The individual quests are reasonably entertaining, but there is an element of repetitiveness to them. After the first jump scare with a truly disturbing visual effect, the subsequent experience are a series of diminishing returns that rob the story of any drive and frequently take us down a path of confusion that is never really developed or needed. Jessica Chastain as the grown version ofthe lone girl in the first film is fine.  Bev’s trip down memory lane was the standout in this set of moments, but it was also the one that was featured in the original teaser trailer so that the only surprize is the last minute creature effect that gives us a jump scare. Maybe I’m a little jaded having watched two other horror films the day before, but I had none of the anticipation of dread that filled the first film.

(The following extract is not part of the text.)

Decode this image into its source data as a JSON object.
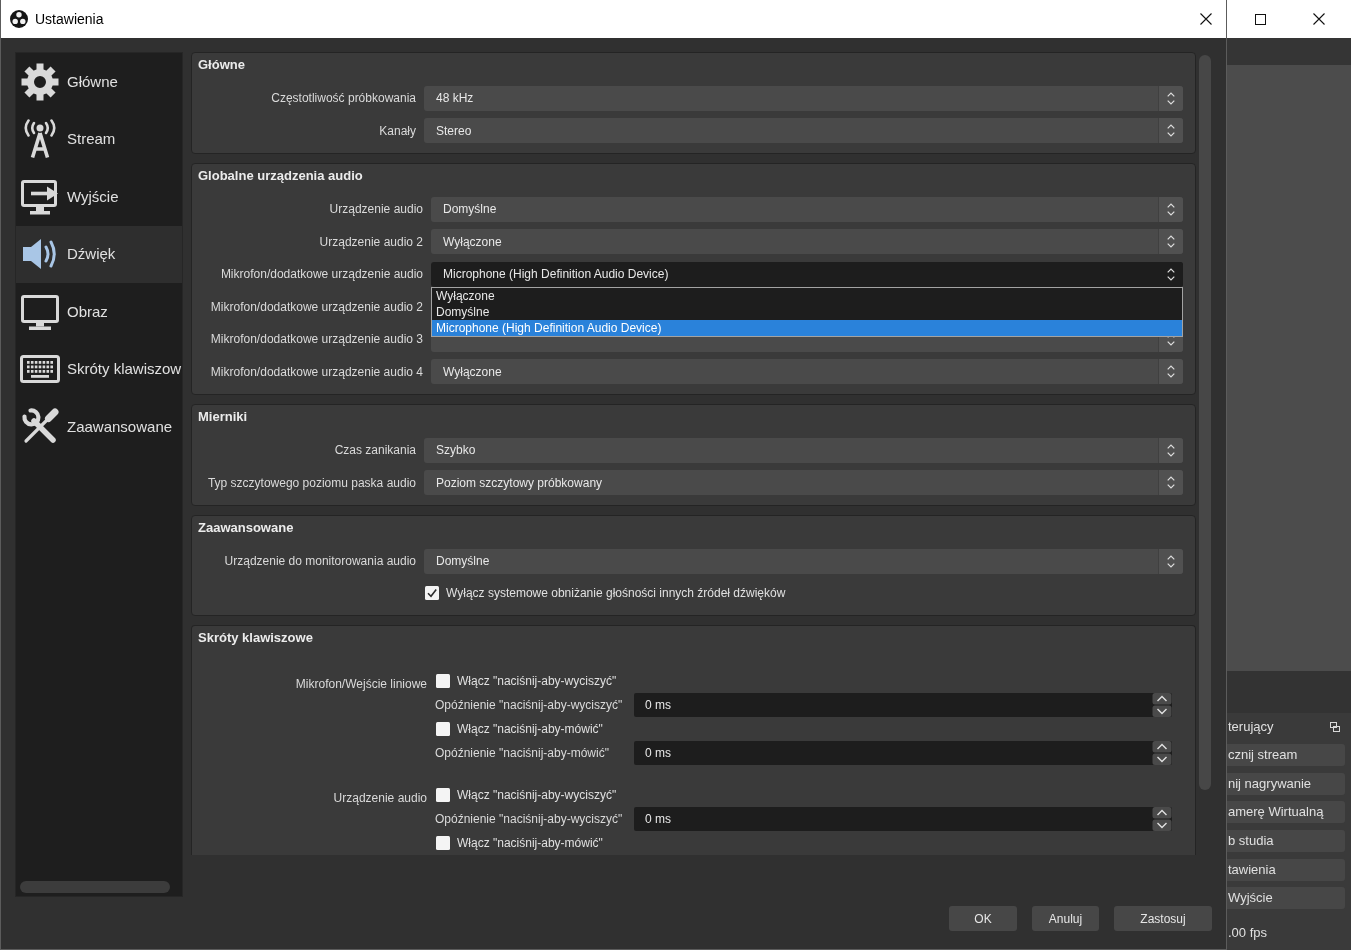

There is a running joke about how Bill played by James McAvoy, as a grown man who is now an author of thrillers, is not very good at creating endings for his story. We get that joke at least three times, including a delivery of the punchline by the actual author of this story. I suppose the point of this was to prepare us for the let down of an ending we get here. The best moments of emotional satisfaction in the relationships between the characters, get drowned out by an overblown CGI sequence which features the cast chanting a message that feels pretty hollow. It also goes on, and on. Some many things that had to be condensed, were reduced to give us more of this, the least interesting and frightening part of the film. The coda has some nice moments, Bill Hader steals most of the movie and there is a clever bookend that ties in to the introduction, but the voice over material is overwrought and goes on far too long as well.

“It Chapter Two” is a disappointment from a horror perspective but it is visually inventive and there are a few jump scares that will probably satisfy fans. I really wanted to like it better. Unfortunately, that was true of the original film as well. The adult casting of the kids from the original is solid. Those kids are also back in a series of flashback points that elaborate on the end of the first film and fill in some narrative spots for this story.